From Jean-Marc Spaggiari <jean-m...@spaggiari.org>
Subject Re: Timestamp as a key good practice?
Date Thu, 14 Jun 2012 10:39:43 GMT
Wow! This is exactly what I was looking for. So I will read all of that now.

Need to read here at the bottom: https://github.com/sematext/HBaseWD
and here: http://blog.sematext.com/2012/04/09/hbasewd-avoid-regionserver-hotspotting-despite-writing-records-with-sequential-keys/



2012/6/14, Otis Gospodnetic <otis_gospodnetic@yahoo.com>:
> JM, have a look at https://github.com/sematext/HBaseWD (this comes up
> often.... Doug, maybe you could add it to the Ref Guide?)
> Otis
> ----
> Performance Monitoring for Solr / ElasticSearch / HBase -
> http://sematext.com/spm
>> From: Jean-Marc Spaggiari <jean-marc@spaggiari.org>
>>To: user@hbase.apache.org
>>Sent: Wednesday, June 13, 2012 12:16 PM
>>Subject: Timestamp as a key good practice?
>>I watched Lars George's video about HBase and read the documentation
>>and it's saying that it's not a good idea to have the timestamp as a
>>key because that will always load the same region until the timestamp
>>reach a certain value and move to the next region (hotspotting).
>>I have a table with a uniq key, a file path and a "last update" field.

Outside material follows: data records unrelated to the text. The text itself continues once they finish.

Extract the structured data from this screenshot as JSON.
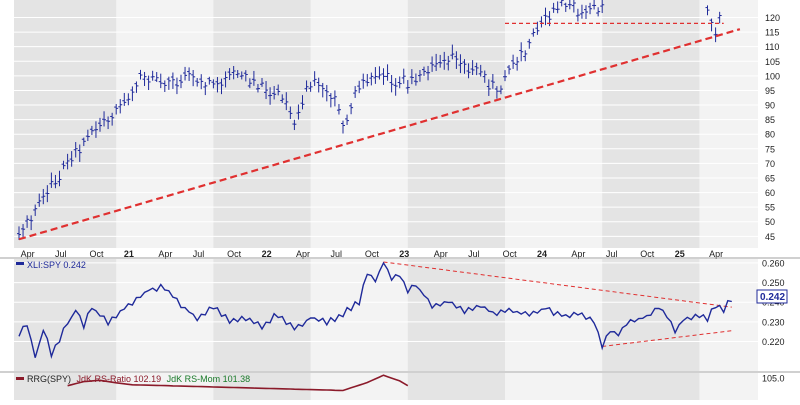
{
  "chart_data": [
    {
      "type": "ohlc",
      "panel": "price",
      "x_axis_labels": [
        "Apr",
        "Jul",
        "Oct",
        "21",
        "Apr",
        "Jul",
        "Oct",
        "22",
        "Apr",
        "Jul",
        "Oct",
        "23",
        "Apr",
        "Jul",
        "Oct",
        "24",
        "Apr",
        "Jul",
        "Oct",
        "25",
        "Apr"
      ],
      "y_ticks": [
        45,
        50,
        55,
        60,
        65,
        70,
        75,
        80,
        85,
        90,
        95,
        100,
        105,
        110,
        115,
        120
      ],
      "ylim": [
        41,
        126
      ],
      "grid": true,
      "key_points": [
        {
          "t": 0,
          "v": 45
        },
        {
          "t": 3,
          "v": 58
        },
        {
          "t": 6,
          "v": 70
        },
        {
          "t": 9,
          "v": 80
        },
        {
          "t": 12,
          "v": 88
        },
        {
          "t": 15,
          "v": 99
        },
        {
          "t": 18,
          "v": 97
        },
        {
          "t": 21,
          "v": 100
        },
        {
          "t": 24,
          "v": 97
        },
        {
          "t": 27,
          "v": 101
        },
        {
          "t": 30,
          "v": 96
        },
        {
          "t": 33,
          "v": 92
        },
        {
          "t": 34,
          "v": 85
        },
        {
          "t": 36,
          "v": 98
        },
        {
          "t": 39,
          "v": 91
        },
        {
          "t": 40,
          "v": 83
        },
        {
          "t": 42,
          "v": 97
        },
        {
          "t": 45,
          "v": 99
        },
        {
          "t": 48,
          "v": 98
        },
        {
          "t": 51,
          "v": 103
        },
        {
          "t": 54,
          "v": 106
        },
        {
          "t": 57,
          "v": 100
        },
        {
          "t": 59,
          "v": 95
        },
        {
          "t": 62,
          "v": 107
        },
        {
          "t": 65,
          "v": 120
        },
        {
          "t": 67,
          "v": 124
        },
        {
          "t": 70,
          "v": 122
        },
        {
          "t": 72,
          "v": 124
        }
      ],
      "key_points_late": [
        {
          "t": 85,
          "v": 124
        },
        {
          "t": 86,
          "v": 113
        },
        {
          "t": 86.5,
          "v": 121
        }
      ],
      "annotations": [
        {
          "type": "trendline",
          "style": "dashed",
          "color": "#e03030",
          "from": {
            "t": 0,
            "v": 44
          },
          "to": {
            "t": 89,
            "v": 116
          }
        },
        {
          "type": "horizontal",
          "style": "dashed",
          "color": "#e03030",
          "from": {
            "t": 60,
            "v": 118
          },
          "to": {
            "t": 87,
            "v": 118
          }
        }
      ]
    },
    {
      "type": "line",
      "panel": "relative-strength",
      "legend": "XLI:SPY 0.242",
      "last_value": "0.242",
      "y_ticks": [
        "0.220",
        "0.230",
        "0.240",
        "0.250",
        "0.260"
      ],
      "ylim": [
        0.205,
        0.262
      ],
      "series_color": "#1f2a9a",
      "key_points": [
        {
          "t": 0,
          "v": 0.224
        },
        {
          "t": 1,
          "v": 0.228
        },
        {
          "t": 2,
          "v": 0.212
        },
        {
          "t": 3,
          "v": 0.226
        },
        {
          "t": 4,
          "v": 0.214
        },
        {
          "t": 6,
          "v": 0.229
        },
        {
          "t": 7,
          "v": 0.236
        },
        {
          "t": 8,
          "v": 0.228
        },
        {
          "t": 9,
          "v": 0.237
        },
        {
          "t": 11,
          "v": 0.23
        },
        {
          "t": 14,
          "v": 0.24
        },
        {
          "t": 16,
          "v": 0.246
        },
        {
          "t": 18,
          "v": 0.248
        },
        {
          "t": 20,
          "v": 0.238
        },
        {
          "t": 22,
          "v": 0.232
        },
        {
          "t": 24,
          "v": 0.238
        },
        {
          "t": 26,
          "v": 0.23
        },
        {
          "t": 28,
          "v": 0.232
        },
        {
          "t": 30,
          "v": 0.228
        },
        {
          "t": 32,
          "v": 0.234
        },
        {
          "t": 34,
          "v": 0.227
        },
        {
          "t": 36,
          "v": 0.232
        },
        {
          "t": 38,
          "v": 0.23
        },
        {
          "t": 40,
          "v": 0.234
        },
        {
          "t": 42,
          "v": 0.24
        },
        {
          "t": 43,
          "v": 0.255
        },
        {
          "t": 44,
          "v": 0.251
        },
        {
          "t": 45,
          "v": 0.26
        },
        {
          "t": 46,
          "v": 0.252
        },
        {
          "t": 47,
          "v": 0.254
        },
        {
          "t": 48,
          "v": 0.246
        },
        {
          "t": 49,
          "v": 0.249
        },
        {
          "t": 51,
          "v": 0.238
        },
        {
          "t": 53,
          "v": 0.24
        },
        {
          "t": 55,
          "v": 0.236
        },
        {
          "t": 57,
          "v": 0.238
        },
        {
          "t": 59,
          "v": 0.234
        },
        {
          "t": 61,
          "v": 0.236
        },
        {
          "t": 63,
          "v": 0.233
        },
        {
          "t": 65,
          "v": 0.237
        },
        {
          "t": 67,
          "v": 0.233
        },
        {
          "t": 69,
          "v": 0.234
        },
        {
          "t": 71,
          "v": 0.23
        },
        {
          "t": 72,
          "v": 0.218
        },
        {
          "t": 73,
          "v": 0.226
        },
        {
          "t": 74,
          "v": 0.224
        },
        {
          "t": 75,
          "v": 0.23
        },
        {
          "t": 77,
          "v": 0.232
        },
        {
          "t": 79,
          "v": 0.237
        },
        {
          "t": 80,
          "v": 0.234
        },
        {
          "t": 81,
          "v": 0.226
        },
        {
          "t": 82,
          "v": 0.231
        },
        {
          "t": 84,
          "v": 0.234
        },
        {
          "t": 85,
          "v": 0.232
        },
        {
          "t": 86,
          "v": 0.238
        },
        {
          "t": 87,
          "v": 0.236
        },
        {
          "t": 88,
          "v": 0.242
        }
      ],
      "annotations": [
        {
          "type": "trendline",
          "style": "dashed",
          "color": "#e03030",
          "from": {
            "t": 45,
            "v": 0.2605
          },
          "to": {
            "t": 88,
            "v": 0.2375
          }
        },
        {
          "type": "trendline",
          "style": "dashed",
          "color": "#e03030",
          "from": {
            "t": 72,
            "v": 0.2175
          },
          "to": {
            "t": 88,
            "v": 0.2255
          }
        }
      ]
    },
    {
      "type": "line",
      "panel": "rrg",
      "legend_prefix": "RRG(SPY)",
      "legend_ratio": "JdK RS-Ratio 102.19",
      "legend_mom": "JdK RS-Mom 101.38",
      "y_ticks": [
        "105.0"
      ],
      "ylim": [
        98,
        106.5
      ],
      "series": [
        {
          "name": "JdK RS-Ratio",
          "color": "#8b1a2a",
          "key_points": [
            {
              "t": 6,
              "v": 102.5
            },
            {
              "t": 8,
              "v": 103.8
            },
            {
              "t": 10,
              "v": 104.2
            },
            {
              "t": 12,
              "v": 103.4
            },
            {
              "t": 14,
              "v": 102.8
            },
            {
              "t": 40,
              "v": 101.0
            },
            {
              "t": 43,
              "v": 103.5
            },
            {
              "t": 45,
              "v": 105.8
            },
            {
              "t": 47,
              "v": 104.0
            },
            {
              "t": 48,
              "v": 102.5
            }
          ]
        }
      ]
    }
  ]
}
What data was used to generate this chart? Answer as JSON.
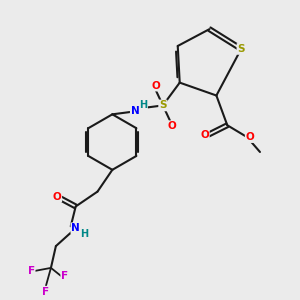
{
  "bg_color": "#ebebeb",
  "bond_color": "#1a1a1a",
  "colors": {
    "S": "#999900",
    "O": "#ff0000",
    "N": "#0000ff",
    "F": "#cc00cc",
    "C": "#1a1a1a",
    "H": "#008888"
  },
  "figsize": [
    3.0,
    3.0
  ],
  "dpi": 100
}
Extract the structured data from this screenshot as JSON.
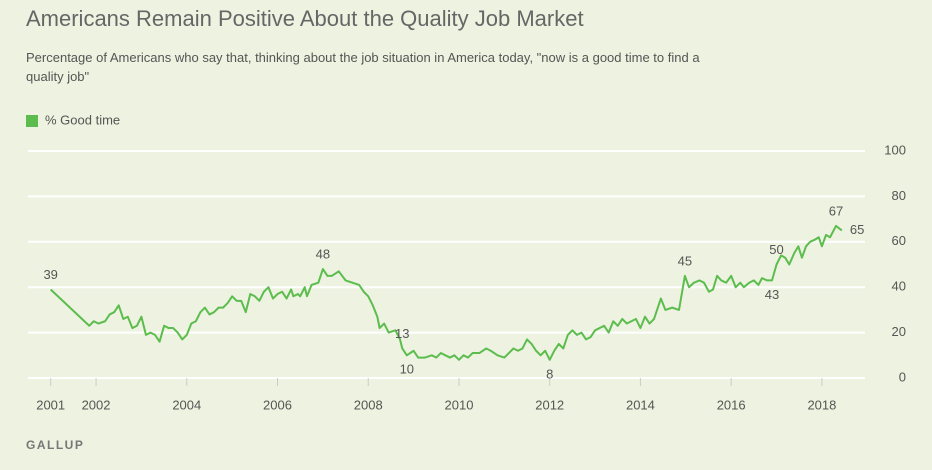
{
  "chart_data": {
    "type": "line",
    "title": "Americans Remain Positive About the Quality Job Market",
    "subtitle": "Percentage of Americans who say that, thinking about the job situation in America today, \"now is a good time to find a quality job\"",
    "source": "GALLUP",
    "legend": "top-left",
    "grid": true,
    "xlim": [
      2000.5,
      2018.95
    ],
    "xticks": [
      2001,
      2002,
      2004,
      2006,
      2008,
      2010,
      2012,
      2014,
      2016,
      2018
    ],
    "ylim": [
      0,
      100
    ],
    "yticks": [
      0,
      20,
      40,
      60,
      80,
      100
    ],
    "x": [
      2001.0,
      2001.85,
      2001.95,
      2002.05,
      2002.2,
      2002.3,
      2002.4,
      2002.5,
      2002.6,
      2002.7,
      2002.8,
      2002.9,
      2003.0,
      2003.1,
      2003.2,
      2003.3,
      2003.4,
      2003.5,
      2003.6,
      2003.7,
      2003.8,
      2003.9,
      2004.0,
      2004.1,
      2004.2,
      2004.3,
      2004.4,
      2004.5,
      2004.6,
      2004.7,
      2004.8,
      2004.9,
      2005.0,
      2005.1,
      2005.2,
      2005.3,
      2005.4,
      2005.5,
      2005.6,
      2005.7,
      2005.8,
      2005.9,
      2006.0,
      2006.1,
      2006.2,
      2006.3,
      2006.35,
      2006.45,
      2006.5,
      2006.6,
      2006.65,
      2006.75,
      2006.9,
      2007.0,
      2007.1,
      2007.2,
      2007.35,
      2007.5,
      2007.65,
      2007.8,
      2007.9,
      2008.0,
      2008.1,
      2008.2,
      2008.25,
      2008.35,
      2008.45,
      2008.6,
      2008.7,
      2008.75,
      2008.85,
      2009.0,
      2009.1,
      2009.25,
      2009.4,
      2009.5,
      2009.6,
      2009.7,
      2009.8,
      2009.9,
      2010.0,
      2010.1,
      2010.2,
      2010.3,
      2010.45,
      2010.6,
      2010.7,
      2010.85,
      2011.0,
      2011.1,
      2011.2,
      2011.3,
      2011.4,
      2011.5,
      2011.6,
      2011.7,
      2011.8,
      2011.9,
      2012.0,
      2012.1,
      2012.2,
      2012.3,
      2012.4,
      2012.5,
      2012.6,
      2012.7,
      2012.8,
      2012.9,
      2013.0,
      2013.2,
      2013.3,
      2013.4,
      2013.5,
      2013.6,
      2013.7,
      2013.8,
      2013.9,
      2014.0,
      2014.1,
      2014.2,
      2014.3,
      2014.45,
      2014.55,
      2014.7,
      2014.85,
      2014.98,
      2015.07,
      2015.18,
      2015.3,
      2015.4,
      2015.51,
      2015.6,
      2015.69,
      2015.78,
      2015.89,
      2016.0,
      2016.1,
      2016.2,
      2016.28,
      2016.4,
      2016.5,
      2016.6,
      2016.68,
      2016.79,
      2016.9,
      2017.0,
      2017.1,
      2017.19,
      2017.28,
      2017.39,
      2017.48,
      2017.56,
      2017.65,
      2017.74,
      2017.85,
      2017.93,
      2018.0,
      2018.09,
      2018.18,
      2018.31,
      2018.44
    ],
    "series": [
      {
        "name": "% Good time",
        "color": "#5cbd4e",
        "values": [
          39,
          23,
          25,
          24,
          25,
          28,
          29,
          32,
          26,
          27,
          22,
          23,
          27,
          19,
          20,
          19,
          16,
          23,
          22,
          22,
          20,
          17,
          19,
          24,
          25,
          29,
          31,
          28,
          29,
          31,
          31,
          33,
          36,
          34,
          34,
          29,
          37,
          36,
          34,
          38,
          40,
          35,
          37,
          38,
          35,
          39,
          36,
          37,
          36,
          40,
          36,
          41,
          42,
          48,
          45,
          45,
          47,
          43,
          42,
          41,
          38,
          36,
          32,
          27,
          22,
          24,
          20,
          21,
          17,
          13,
          10,
          12,
          9,
          9,
          10,
          9,
          11,
          10,
          9,
          10,
          8,
          10,
          9,
          11,
          11,
          13,
          12,
          10,
          9,
          11,
          13,
          12,
          13,
          17,
          15,
          12,
          10,
          12,
          8,
          12,
          15,
          13,
          19,
          21,
          19,
          20,
          17,
          18,
          21,
          23,
          20,
          25,
          23,
          26,
          24,
          25,
          26,
          22,
          27,
          24,
          26,
          35,
          30,
          31,
          30,
          45,
          40,
          42,
          43,
          42,
          38,
          39,
          45,
          43,
          42,
          45,
          40,
          42,
          40,
          42,
          43,
          41,
          44,
          43,
          43,
          50,
          54,
          53,
          50,
          55,
          58,
          53,
          58,
          60,
          61,
          62,
          58,
          63,
          62,
          67,
          65
        ]
      }
    ],
    "annotations": [
      {
        "x": 2001.0,
        "value": 39,
        "position": "above"
      },
      {
        "x": 2007.0,
        "value": 48,
        "position": "above"
      },
      {
        "x": 2008.75,
        "value": 13,
        "position": "above"
      },
      {
        "x": 2008.85,
        "value": 10,
        "position": "below"
      },
      {
        "x": 2012.0,
        "value": 8,
        "position": "below"
      },
      {
        "x": 2014.98,
        "value": 45,
        "position": "above"
      },
      {
        "x": 2017.0,
        "value": 50,
        "position": "above"
      },
      {
        "x": 2016.9,
        "value": 43,
        "position": "below"
      },
      {
        "x": 2018.31,
        "value": 67,
        "position": "above"
      },
      {
        "x": 2018.44,
        "value": 65,
        "position": "right"
      }
    ]
  }
}
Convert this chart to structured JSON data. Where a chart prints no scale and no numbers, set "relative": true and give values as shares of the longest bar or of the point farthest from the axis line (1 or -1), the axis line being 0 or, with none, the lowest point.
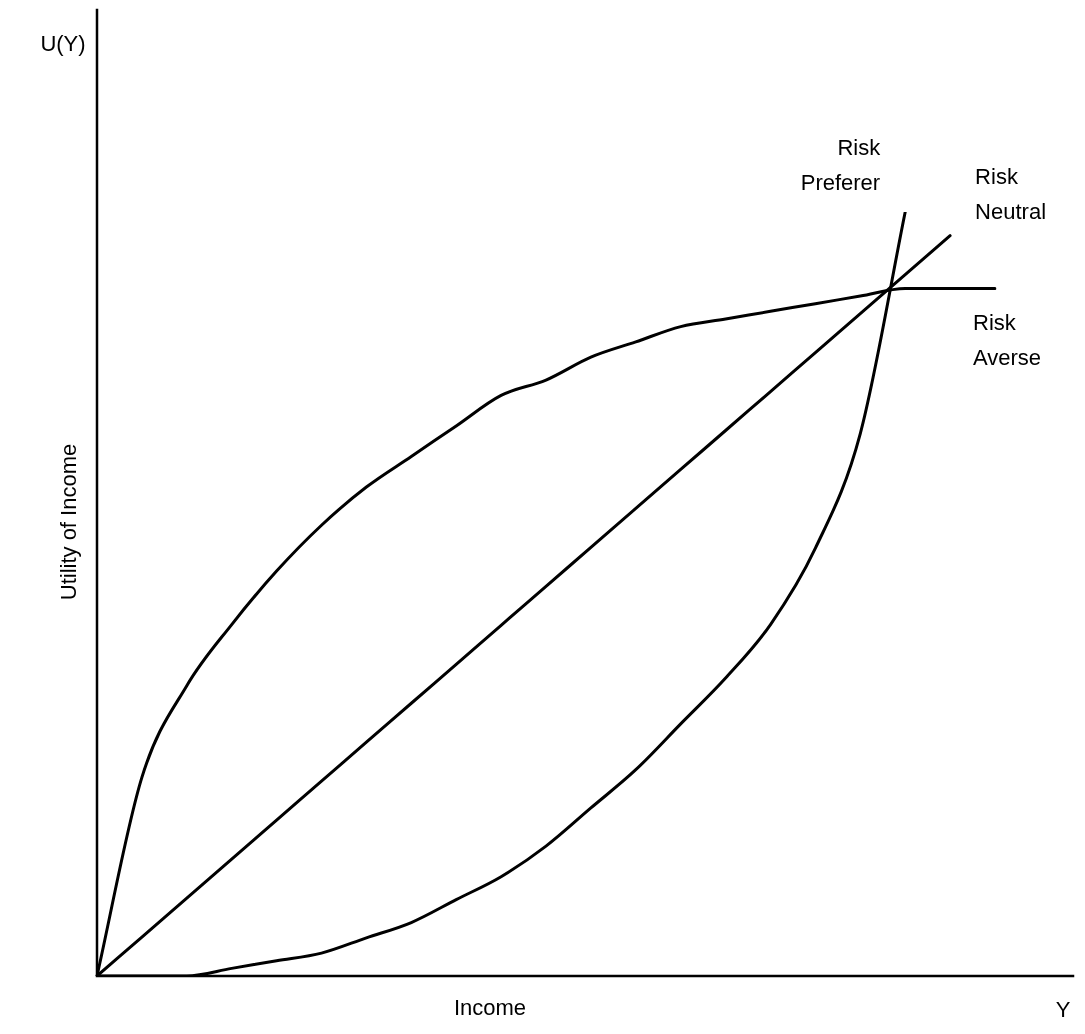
{
  "chart_data": {
    "type": "line",
    "relative": true,
    "xlabel": "Income",
    "ylabel": "Utility of Income",
    "annotations": [
      "U(Y)",
      "Y"
    ],
    "categories": [
      null,
      null,
      null,
      null,
      null,
      null,
      null,
      null,
      null,
      null,
      null,
      null,
      null,
      null,
      null,
      null,
      null,
      null,
      null,
      null,
      null
    ],
    "series": [
      {
        "name": "Risk Averse",
        "color": "#000000",
        "values": [
          0,
          0.26,
          0.38,
          0.46,
          0.53,
          0.59,
          0.64,
          0.68,
          0.72,
          0.76,
          0.78,
          0.81,
          0.83,
          0.85,
          0.86,
          0.87,
          0.88,
          0.89,
          0.9,
          0.9,
          0.9
        ]
      },
      {
        "name": "Risk Neutral",
        "color": "#000000",
        "values": [
          0,
          0.051,
          0.102,
          0.153,
          0.204,
          0.255,
          0.306,
          0.357,
          0.408,
          0.459,
          0.51,
          0.561,
          0.612,
          0.663,
          0.714,
          0.765,
          0.816,
          0.867,
          0.918,
          0.969,
          null
        ]
      },
      {
        "name": "Risk Preferer",
        "color": "#000000",
        "values": [
          0,
          0,
          0,
          0.01,
          0.02,
          0.03,
          0.05,
          0.07,
          0.1,
          0.13,
          0.17,
          0.22,
          0.27,
          0.33,
          0.39,
          0.46,
          0.56,
          0.71,
          1,
          null,
          null
        ]
      }
    ],
    "legend": false,
    "marker": "none",
    "line_style": "solid"
  }
}
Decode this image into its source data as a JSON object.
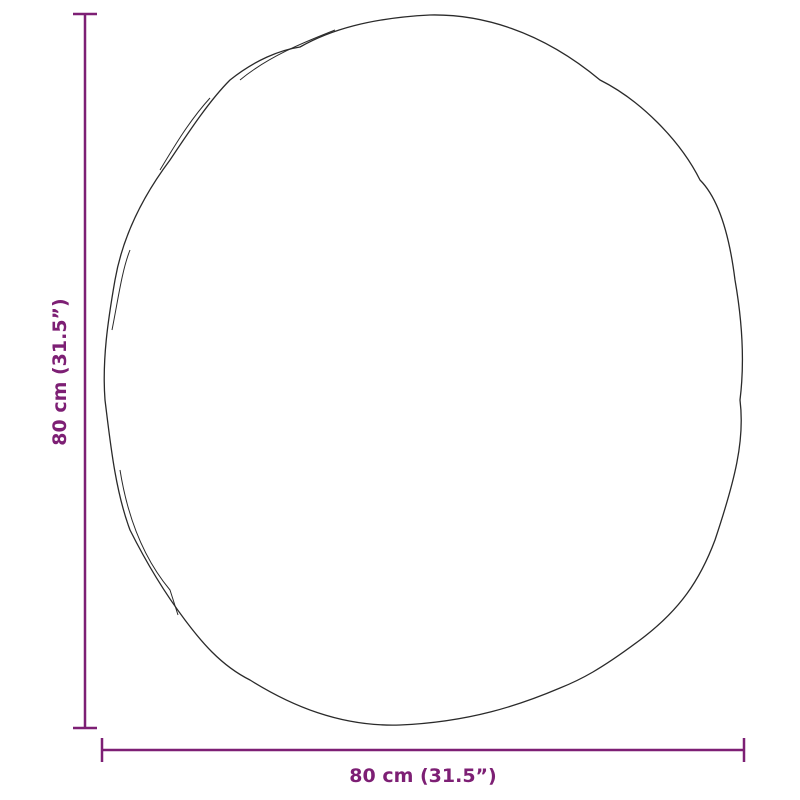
{
  "colors": {
    "dimension": "#7d1f74",
    "outline": "#2a2a2a"
  },
  "dimensions": {
    "width_label": "80 cm (31.5”)",
    "height_label": "80 cm (31.5”)"
  },
  "shape": "irregular-round-mirror"
}
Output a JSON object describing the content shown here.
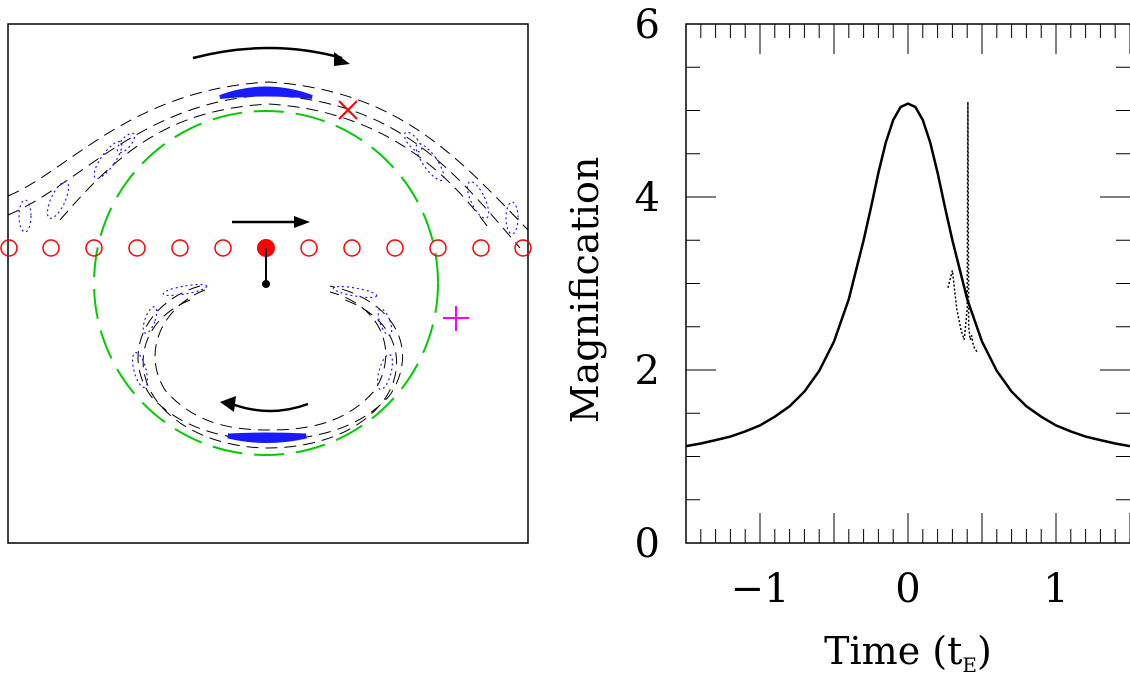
{
  "colors": {
    "images": "#1a1aff",
    "einstein_ring": "#00cc00",
    "source_track": "#ff0000",
    "cross_mark": "#ff0000",
    "plus_mark": "#ff00ff",
    "lines": "#000000"
  },
  "chart_data": [
    {
      "type": "diagram",
      "shapes": [
        "source-track-circles",
        "lens-star",
        "einstein-ring",
        "lensed-images",
        "direction-arrows",
        "cross-marker",
        "plus-marker"
      ]
    },
    {
      "type": "line",
      "xlabel": "Time (t",
      "xlabel_sub": "E",
      "xlabel_close": ")",
      "ylabel": "Magnification",
      "xlim": [
        -1.5,
        1.5
      ],
      "ylim": [
        0,
        6
      ],
      "xticks": [
        -1,
        0,
        1
      ],
      "xtick_labels": [
        "−1",
        "0",
        "1"
      ],
      "yticks": [
        0,
        2,
        4,
        6
      ],
      "ytick_labels": [
        "0",
        "2",
        "4",
        "6"
      ],
      "series": [
        {
          "style": "solid",
          "x": [
            -1.5,
            -1.4,
            -1.3,
            -1.2,
            -1.1,
            -1.0,
            -0.9,
            -0.8,
            -0.7,
            -0.6,
            -0.5,
            -0.4,
            -0.3,
            -0.25,
            -0.2,
            -0.15,
            -0.1,
            -0.05,
            0.0,
            0.05,
            0.1,
            0.15,
            0.2,
            0.25,
            0.3,
            0.4,
            0.5,
            0.6,
            0.7,
            0.8,
            0.9,
            1.0,
            1.1,
            1.2,
            1.3,
            1.4,
            1.5
          ],
          "y": [
            1.12,
            1.15,
            1.19,
            1.23,
            1.29,
            1.36,
            1.46,
            1.58,
            1.75,
            1.99,
            2.33,
            2.82,
            3.5,
            3.88,
            4.28,
            4.63,
            4.89,
            5.04,
            5.08,
            5.04,
            4.89,
            4.63,
            4.28,
            3.88,
            3.5,
            2.82,
            2.33,
            1.99,
            1.75,
            1.58,
            1.46,
            1.36,
            1.29,
            1.23,
            1.19,
            1.15,
            1.12
          ]
        },
        {
          "style": "dotted",
          "x": [
            0.27,
            0.3,
            0.33,
            0.36,
            0.38,
            0.4,
            0.405,
            0.41,
            0.42,
            0.43,
            0.44,
            0.45,
            0.47
          ],
          "y": [
            2.95,
            3.15,
            2.7,
            2.45,
            2.35,
            2.7,
            5.1,
            2.5,
            2.35,
            2.4,
            2.3,
            2.25,
            2.2
          ]
        }
      ]
    }
  ]
}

>>I can easily find back the file with the ID and find when it has been
>>But what I need too is to find the files not updated for more than a
>>certain period of time.
>>If I want to retrieve that from this single table, I will have to do a
>>full parsing of the table. Which might take a while.
>>So I thought of building a table to reference that (kind of secondary
>>index). The key is the "last update", one FC and each column will have
>>the ID of the file with a dummy content.
>>When a file is updated, I remove its cell from this table, and
>>introduce a new cell with the new timestamp as the key.
>>And so one.
>>With this schema, I can find the files by ID very quickly and I can
>>find the files which need to be updated pretty quickly too. But it's
>>hotspotting one region.
> >From the video (0:45:10) I can see 4 situations.
>>1) Hotspotting.
>>2) Salting.
>>3) Key field swap/promotion
>>4) Randomization.
>>I need to avoid hostpotting, so I looked at the 3 other options.
>>I can do salting. Like prefix the timestamp with a number between 0
>>and 9. So that will distribut the load over 10 servers. To find all
>>the files with a timestamp below a specific value, I will need to run
>>10 requests instead of one. But when the load will becaume to big for
>>10 servers, I will have to prefix by a byte between 0 and 99? Which
>>mean 100 request? And the more regions I will have, the more requests
>>I will have to do. Is that really a good approach?
>>Key field swap is close to salting. I can add the first few bytes from
>>the path before the timestamp, but the issue will remain the same.
>>I looked and randomization, and I can't do that. Else I will have no
>>way to retreive the information I'm looking for.
>>So the question is. Is there a good way to store the data to retrieve
>>them base on the date?